Clavó un cuchillo para deshuesar de sierra de nueve a una pulgada y media en la parte superior de la espalda de Seles, a sólo milímetros de su columna.
Las imágenes del día muestran al ídolo del tenis siendo sacado de la cancha y trasladado al hospital. Su agresor fue arrojado al suelo.
El 30 de abril de 1993, Seles fue apuñalado por Guenter Parche, un alemán desempleado y obsesionado con su compatriota Steffi Graf.
La estrella del Salón de la Fama del Tenis admitió que tuvo que tomarse un tiempo para adaptarse a su “nueva normalidad”.
Más tarde quedó claro que Parche la había atacado porque era un fan trastornado de Graf, el rival más feroz de Seles.
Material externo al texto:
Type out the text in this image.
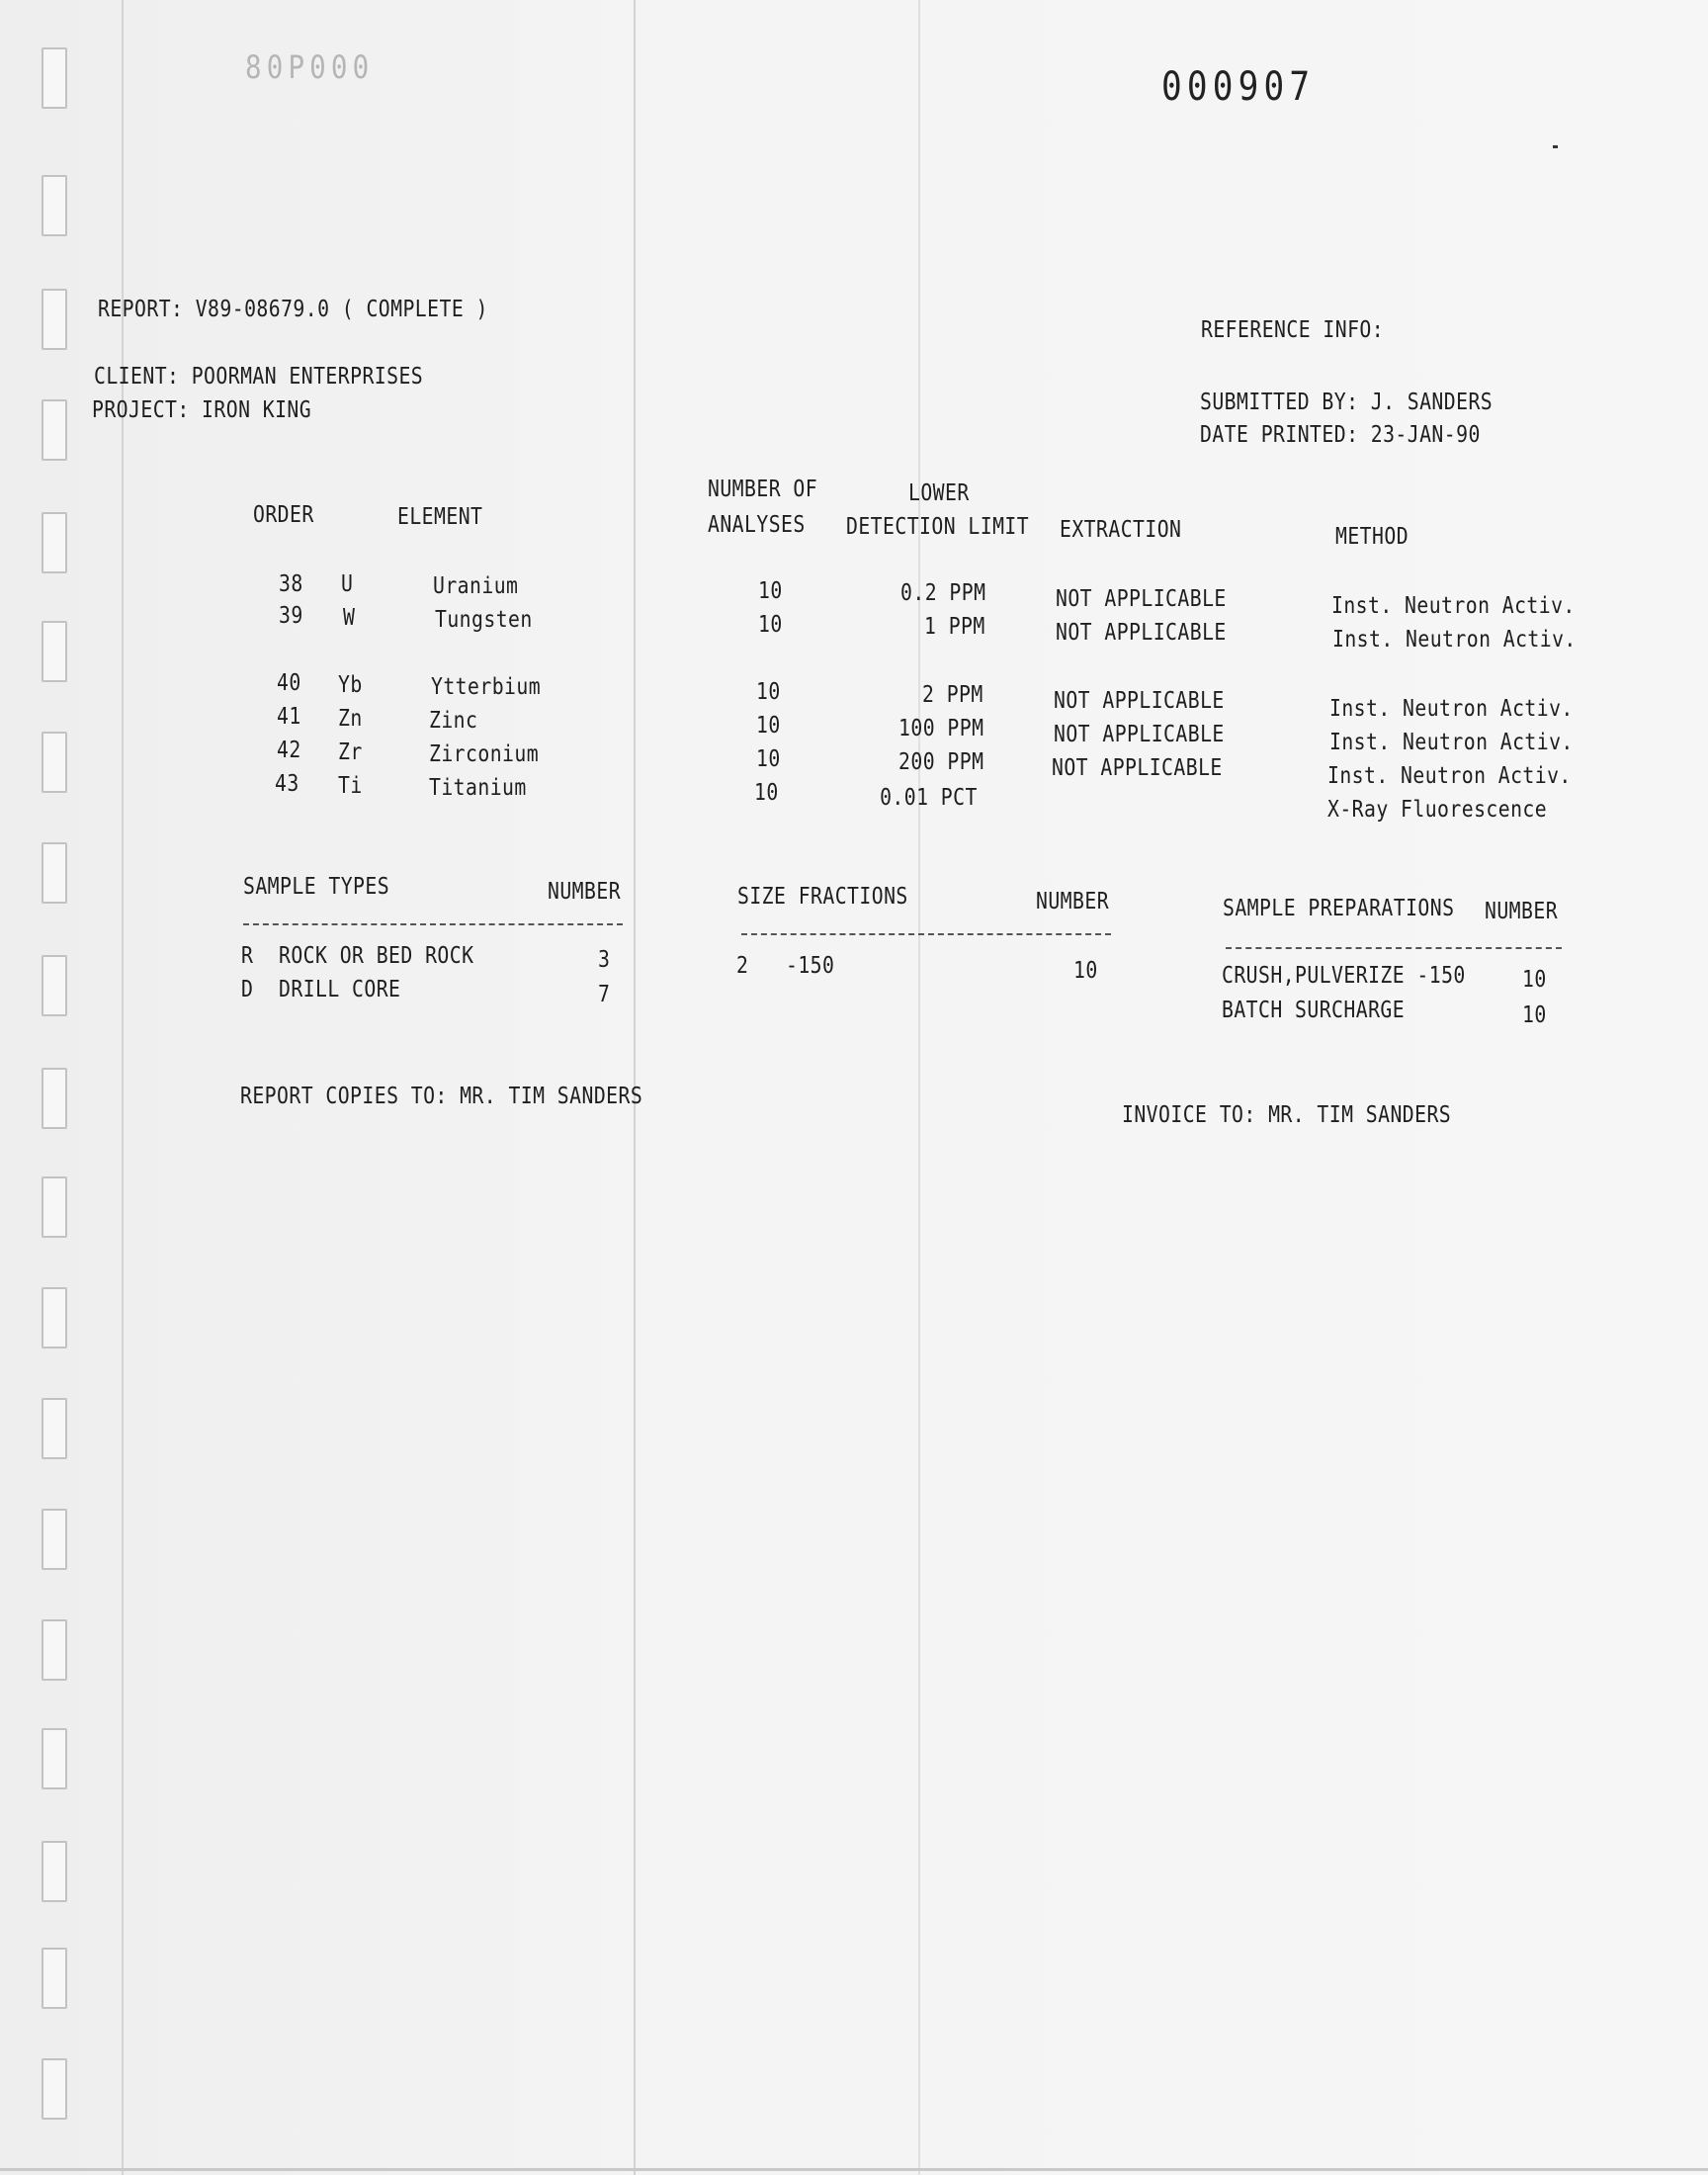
80P000	000907
REPORT: V89-08679.0 ( COMPLETE )
CLIENT: POORMAN ENTERPRISES
PROJECT: IRON KING
REFERENCE INFO:
SUBMITTED BY: J. SANDERS
DATE PRINTED: 23-JAN-90
ORDER	ELEMENT
NUMBER OF
ANALYSES
LOWER
DETECTION LIMIT EXTRACTION	METHOD
38 U	Uranium	10	0.2 PPM	NOT APPLICABLE	Inst. Neutron Activ.
39 W	Tungsten	10	1 PPM	NOT APPLICABLE	Inst. Neutron Activ.
40 Yb	Ytterbium	10	2 PPM	NOT APPLICABLE	Inst. Neutron Activ.
41 Zn	Zinc	10	100 PPM	NOT APPLICABLE	Inst. Neutron Activ.
42 Zr	Zirconium	10	200 PPM	NOT APPLICABLE	Inst. Neutron Activ.
43 Ti	Titanium	10	0.01 PCT	X-Ray Fluorescence
SAMPLE TYPES	NUMBER
R ROCK OR BED ROCK	3
D DRILL CORE	7
SIZE FRACTIONS	NUMBER
2 -150	10
SAMPLE PREPARATIONS NUMBER
CRUSH,PULVERIZE -150 10
BATCH SURCHARGE	10
REPORT COPIES TO: MR. TIM SANDERS
INVOICE TO: MR. TIM SANDERS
Una evaluación psiquiátrica dijo más tarde que había querido “darle una lección a Mónica Seles”, comentando sobre su figura atlética, diciendo que “no era bonita”. Las mujeres no deberían ser tan delgadas como un hueso.
Sin embargo, gracias a pura voluntad y determinación, Seles se recuperó milagrosamente y regresó al tenis en el Abierto de Canadá de 1995, que ganó, antes de competir en el Abierto de Estados Unidos.
Seles, que se convirtió en ciudadano estadounidense en 1994, llegó a la final en Flushing Meadows, pero finalmente perdió ante Graf.
Seles volvió al punto en el que ganó el Abierto de Australia en 1996 y alcanzó la final de Roland Garros dos años después. En 2003 se retiró del circuito de tenis, poco después de lesionarse el pie.